Pogadaliśmy o tym,że jest marudą i zrzeda,a potem wróciliśmy do domu.

-Może upieczemy ciasto!?-Mama Yasa zaproponowała,a ja pokiwałem głową.

-Świetny pomysł!

-To ja pójdę po bobosie do Irelki.-Yas odparł, a ja Kiwnąłem głową.Aż do wieczora bawiliśmy się w ciasto,a Yas siedział z bobosiami.To urocze.Caly czas patrzyłem na to z usmiechem,dopoki nie stluklem miski,przez swoją nieuwagę.
W końcu skończyliśmy ciasto i bobo trafiły też do łóżka.Poszedłem przebrać się w piżamę.Yas polazł za mną.

-Będziesz się tak na mnie gapił?-Zmierzyłem go,zakładając na siebie szlafrok.

-Znowu szlafrok i te Twoje papucie?

-Zimno mi.-Uśmiechnąłem się słabo,a Yas po chwili też przebrał się w piżamę.

-Co jest ciekawego w telewizji?-Spijrzal na swoją mamę,ktora przewijala kanały w telewizorze.

-O.Jest taka jedna komedia romantyczna...

-O Jak fajnie!-Ucieszyłem się,a Yasowi od razu zrzędła mina.

-Ech...-Usiadł obok i oglądał z nami.Pewnie mu się nie podobało.Po pewnym czasie poczułem,jak coś opada mi na ramię.

-Zasnął.-Uśmiechnąłem się i pogłaskałem go po głowie.

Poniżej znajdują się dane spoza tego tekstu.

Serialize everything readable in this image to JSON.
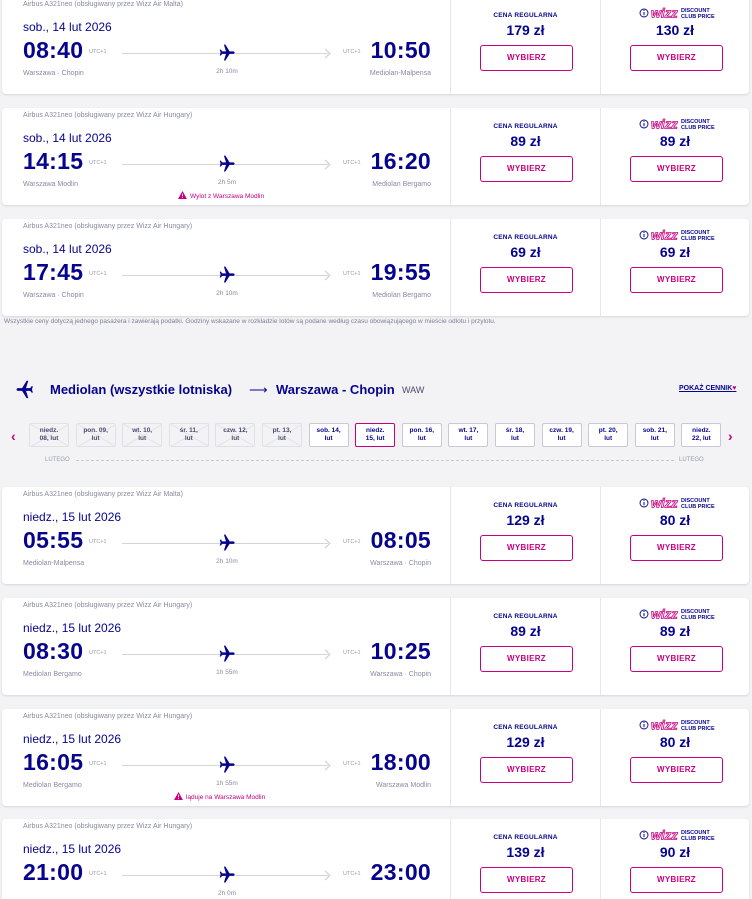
{
  "outbound_flights": [
    {
      "aircraft": "Airbus A321neo (obsługiwany przez Wizz Air Malta)",
      "date": "sob., 14 lut 2026",
      "dep_time": "08:40",
      "arr_time": "10:50",
      "dep_utc": "UTC+1",
      "arr_utc": "UTC+1",
      "dep_airport": "Warszawa · Chopin",
      "arr_airport": "Mediolan-Malpensa",
      "duration": "2h 10m",
      "note": "",
      "regular_label": "CENA REGULARNA",
      "regular_price": "179 zł",
      "wdc_price": "130 zł",
      "select_label": "WYBIERZ"
    },
    {
      "aircraft": "Airbus A321neo (obsługiwany przez Wizz Air Hungary)",
      "date": "sob., 14 lut 2026",
      "dep_time": "14:15",
      "arr_time": "16:20",
      "dep_utc": "UTC+1",
      "arr_utc": "UTC+1",
      "dep_airport": "Warszawa Modlin",
      "arr_airport": "Mediolan Bergamo",
      "duration": "2h 5m",
      "note": "Wylot z Warszawa Modlin",
      "regular_label": "CENA REGULARNA",
      "regular_price": "89 zł",
      "wdc_price": "89 zł",
      "select_label": "WYBIERZ"
    },
    {
      "aircraft": "Airbus A321neo (obsługiwany przez Wizz Air Hungary)",
      "date": "sob., 14 lut 2026",
      "dep_time": "17:45",
      "arr_time": "19:55",
      "dep_utc": "UTC+1",
      "arr_utc": "UTC+1",
      "dep_airport": "Warszawa · Chopin",
      "arr_airport": "Mediolan Bergamo",
      "duration": "2h 10m",
      "note": "",
      "regular_label": "CENA REGULARNA",
      "regular_price": "69 zł",
      "wdc_price": "69 zł",
      "select_label": "WYBIERZ"
    }
  ],
  "disclaimer": "Wszystkie ceny dotyczą jednego pasażera i zawierają podatki. Godziny wskazane w rozkładzie lotów są podane według czasu obowiązującego w mieście odlotu i przylotu.",
  "return_route": {
    "from": "Mediolan (wszystkie lotniska)",
    "arrow": "⟶",
    "to": "Warszawa - Chopin",
    "code": "WAW",
    "show_prices": "POKAŻ CENNIK",
    "heart": "♥"
  },
  "date_strip": {
    "prev": "‹",
    "next": "›",
    "month_left": "LUTEGO",
    "month_right": "LUTEGO",
    "dates": [
      {
        "l1": "niedz.",
        "l2": "08, lut",
        "state": "disabled"
      },
      {
        "l1": "pon. 09,",
        "l2": "lut",
        "state": "disabled"
      },
      {
        "l1": "wt. 10,",
        "l2": "lut",
        "state": "disabled"
      },
      {
        "l1": "śr. 11,",
        "l2": "lut",
        "state": "disabled"
      },
      {
        "l1": "czw. 12,",
        "l2": "lut",
        "state": "disabled"
      },
      {
        "l1": "pt. 13,",
        "l2": "lut",
        "state": "disabled"
      },
      {
        "l1": "sob. 14,",
        "l2": "lut",
        "state": "normal"
      },
      {
        "l1": "niedz.",
        "l2": "15, lut",
        "state": "selected"
      },
      {
        "l1": "pon. 16,",
        "l2": "lut",
        "state": "normal"
      },
      {
        "l1": "wt. 17,",
        "l2": "lut",
        "state": "normal"
      },
      {
        "l1": "śr. 18,",
        "l2": "lut",
        "state": "normal"
      },
      {
        "l1": "czw. 19,",
        "l2": "lut",
        "state": "normal"
      },
      {
        "l1": "pt. 20,",
        "l2": "lut",
        "state": "normal"
      },
      {
        "l1": "sob. 21,",
        "l2": "lut",
        "state": "normal"
      },
      {
        "l1": "niedz.",
        "l2": "22, lut",
        "state": "normal"
      }
    ]
  },
  "return_flights": [
    {
      "aircraft": "Airbus A321neo (obsługiwany przez Wizz Air Malta)",
      "date": "niedz., 15 lut 2026",
      "dep_time": "05:55",
      "arr_time": "08:05",
      "dep_utc": "UTC+1",
      "arr_utc": "UTC+1",
      "dep_airport": "Mediolan-Malpensa",
      "arr_airport": "Warszawa · Chopin",
      "duration": "2h 10m",
      "note": "",
      "regular_label": "CENA REGULARNA",
      "regular_price": "129 zł",
      "wdc_price": "80 zł",
      "select_label": "WYBIERZ"
    },
    {
      "aircraft": "Airbus A321neo (obsługiwany przez Wizz Air Hungary)",
      "date": "niedz., 15 lut 2026",
      "dep_time": "08:30",
      "arr_time": "10:25",
      "dep_utc": "UTC+1",
      "arr_utc": "UTC+1",
      "dep_airport": "Mediolan Bergamo",
      "arr_airport": "Warszawa · Chopin",
      "duration": "1h 55m",
      "note": "",
      "regular_label": "CENA REGULARNA",
      "regular_price": "89 zł",
      "wdc_price": "89 zł",
      "select_label": "WYBIERZ"
    },
    {
      "aircraft": "Airbus A321neo (obsługiwany przez Wizz Air Hungary)",
      "date": "niedz., 15 lut 2026",
      "dep_time": "16:05",
      "arr_time": "18:00",
      "dep_utc": "UTC+1",
      "arr_utc": "UTC+1",
      "dep_airport": "Mediolan Bergamo",
      "arr_airport": "Warszawa Modlin",
      "duration": "1h 55m",
      "note": "ląduje na Warszawa Modlin",
      "regular_label": "CENA REGULARNA",
      "regular_price": "129 zł",
      "wdc_price": "80 zł",
      "select_label": "WYBIERZ"
    },
    {
      "aircraft": "Airbus A321neo (obsługiwany przez Wizz Air Hungary)",
      "date": "niedz., 15 lut 2026",
      "dep_time": "21:00",
      "arr_time": "23:00",
      "dep_utc": "UTC+1",
      "arr_utc": "UTC+1",
      "dep_airport": "",
      "arr_airport": "",
      "duration": "2h 0m",
      "note": "",
      "regular_label": "CENA REGULARNA",
      "regular_price": "139 zł",
      "wdc_price": "90 zł",
      "select_label": "WYBIERZ"
    }
  ],
  "wdc_logo": {
    "brand": "wizz",
    "line1": "DISCOUNT",
    "line2": "CLUB PRICE"
  },
  "colors": {
    "primary": "#06038d",
    "accent": "#c6007e",
    "background": "#f3f3f6"
  },
  "icons": {
    "plane": "plane-icon",
    "warning": "warning-icon",
    "info": "info-icon"
  }
}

-Jakie to słodkie.-Jego mama uśmiechnęła się wesoło.

-Zaraz wezmę go do łóżka.-Wziąłem Yasa w ramiona i poszłem do sypialni.Przy okazji sam się położyłem.Szybko usnąłem.

W nocy obudziło mnie jakieś gadanie.Yas niespokojnie obracał się na łóżku i mruczał coś przez sen.

-N-nie...

Obróciłem się i złapałem go za rękę.Ponownie usnąłem.Potem obudził mnie nagły zryw z łóżka.Yas siedział,obok całkowicie roztrzęsiony.

-Co się stało?-Natychmiast obróciłem się w jego stronę.

-Miałem zły sen...-Odparł niepewnie,wpatrując się we mnie.

-Zły sen?-Przekrzywiłem głowę leżąc na poduszce.

-Śniło Mi sie,ze umierałeś...-Yas odparł słabo,a ja wyciągnąłem do niego ręce.

-Jestem tu.-Przytulił się do mnie,a ja objąłem go delikatnie,próbując kołysac do snu.-Jestem tu z Tobą.